青野尚子の「今週末見るべきアート」|越境するアートが生み出す、新しいコミュニケーション。

3月に北陸新幹線が開通して東京との距離が縮まった金沢。昨年、開館10周年を迎えた金沢21世紀美術館では3か年かけて建築、現代美術、工芸の3つのテーマで大規模な展覧会を開いています。昨年の建築に続き、今年は現代美術をフィーチャー、「ザ・コンテンポラリー」と題したシリーズが展開中です。

アルフレド&イザベル・アキリザン「通路:プロジェクト‐もうひとつの国」2014年 Collection of 21st Century Museum of Contemporary Art, Kanazawa ©Alfredo & Isabel Aquilizan

4月からの「ザ・コンテンポラリー1 われらの時代:ポスト工業化社会の美術」に続いて9月から始まった「ザ・コンテンポラリー2」には「誰が世界を翻訳するのか」というタイトルがついている。「移動」や「横断」がキーワードになる展覧会だ。

参加作家の中には実際に越境を体験した人も少なくない。アルフレド&イザベル・アキリザンはともにフィリピンの出身だが2006年にオーストラリアに移住、今はブリスベンを拠点にしている。彼らの作品は逆さになったボートに、段ボールで作った家がぎっしりと取り付いているオブジェだ。

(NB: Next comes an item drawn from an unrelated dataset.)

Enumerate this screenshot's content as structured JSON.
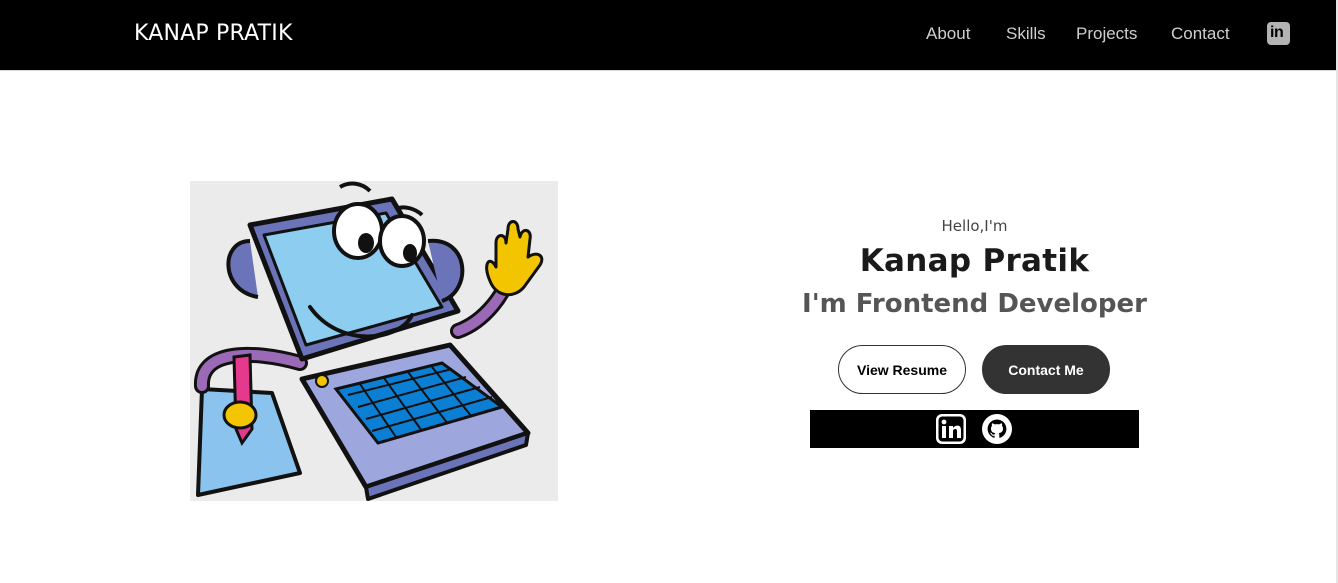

「インドネシアやフィリピン付近の海上では、かつては自由に行き来ができたけれど1960年代に、海上に国境線が引かれてしまった。そこで海を流浪していた人々は陸に上がって、高床式の家に定住するようになった。そんなことがこの作品の背景になっている。ボートをひっくり返すと屋根のようになるのも面白い。段ボールを使っているのは、それが移動に関係するものだから」

水や船が象徴するものはさまざまだけれど、異文化の間でも共通するものもある。

「水は生命に関するものを象徴することが多いけれど、船に関しては国によって受け止め方が違う。小さな島が集まったフィリピンでは日常の足だし、オーストラリアでは近年とくに、難民を想起させることが多い」

段ボールの家は現地の子供たちと共同制作する。「他の人の手によって作られる」ことが重要なのだという。その際に生まれる一時的な共同体のあり方にも彼らは興味を持っているようだ。